Quant à la réduction de l’ensemble de la hiérarchie musicale à l’échelle du son, l’artiste se montre catégorique. «Un compositeur digne de ce nom vise à créer une œuvre avec un grand o, à travers des ouvrages individuels qui représentent des avancées, des styles et des instrumentations variés. Cependant, au final, ces contributions individuelles se rassemblent pour former une œuvre cohérente», explique-t-il. Gilbert Amy, élevé au rang de commandeur de l'Ordre des Arts et des Lettres en 2013, conteste fermement l’idée que tous les sons se valent. Cette opinion se heurte à la perspective de John Cage, qui avec son concept de chance music, considérait que le do en soi n’avait pas de valeur particulière, pouvant aussi bien être un si ou un fa dièse. «Cela est évidemment contraire à toute l’éducation musicale que nous avons reçue: la formation de l’oreille, qui consiste précisément à considérer que la musique digne d’être citée est celle qui est organisée, entendue, logique et façonnée par des siècles d’écriture», ajoute-t-il.
Intelligence artificielle
Gilbert Amy constate que certaines approches contemporaines semblent tourner le dos à la recherche du langage musical.
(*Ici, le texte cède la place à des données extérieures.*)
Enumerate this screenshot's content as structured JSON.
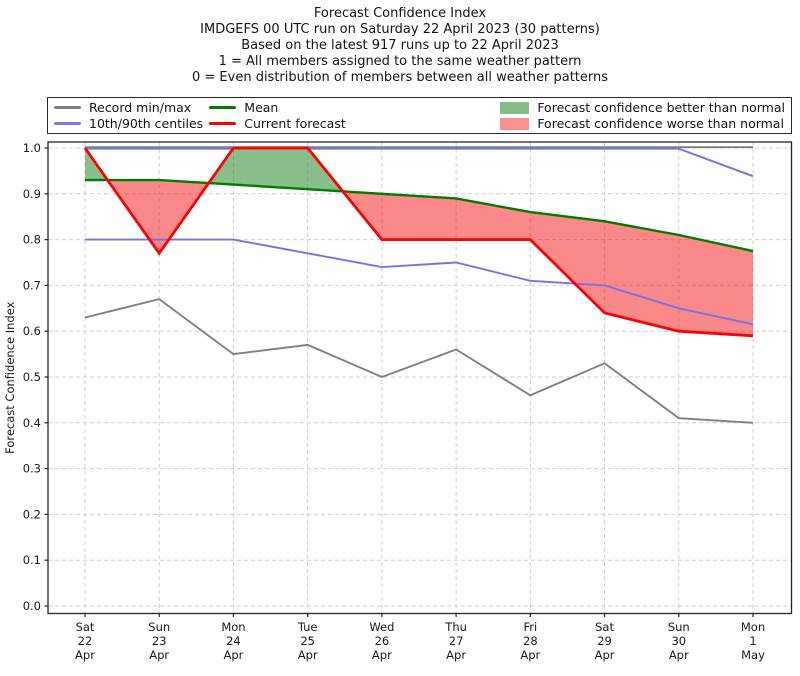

À cela s’ajoute un autre élément perturbateur: l’introduction de la technologie. Il exprime ainsi ses doutes avec conviction: «Je pense que l’intelligence artificielle appliquée à la musique est une impasse. Bien que les algorithmes puissent imiter l’intelligence humaine et produire des résultats plausibles, ils ne pourront jamais créer une œuvre d’art véritable. Un algorithme ne pourra ni peindre un tableau ni composer une musique avec l’essence humaine. Je n’y crois pas. Sur le plan créatif, il y demeure cette étincelle purement anthropologique que nous appelons musique, et aucune machine ne peut la remplacer.» Le maître français, qui avait côtoyé de grands compositeurs, dont Igor Stravinski, à qui il avait dédié en 1966 une œuvre pour voix et orchestre intitulée Strophe, serait-il rassuré par l’évolution de l’art musical? «C’est une question qui ne me préoccupe pas, car la vie humaine se termine un jour. Nous devenons alors des témoins actifs d’une époque. Franchement, je n’ai aucune idée de ce que deviendra la musique à l’avenir. Je dois admettre que c’est un problème que je ne peux pas résoudre», répond-il en posant son point final.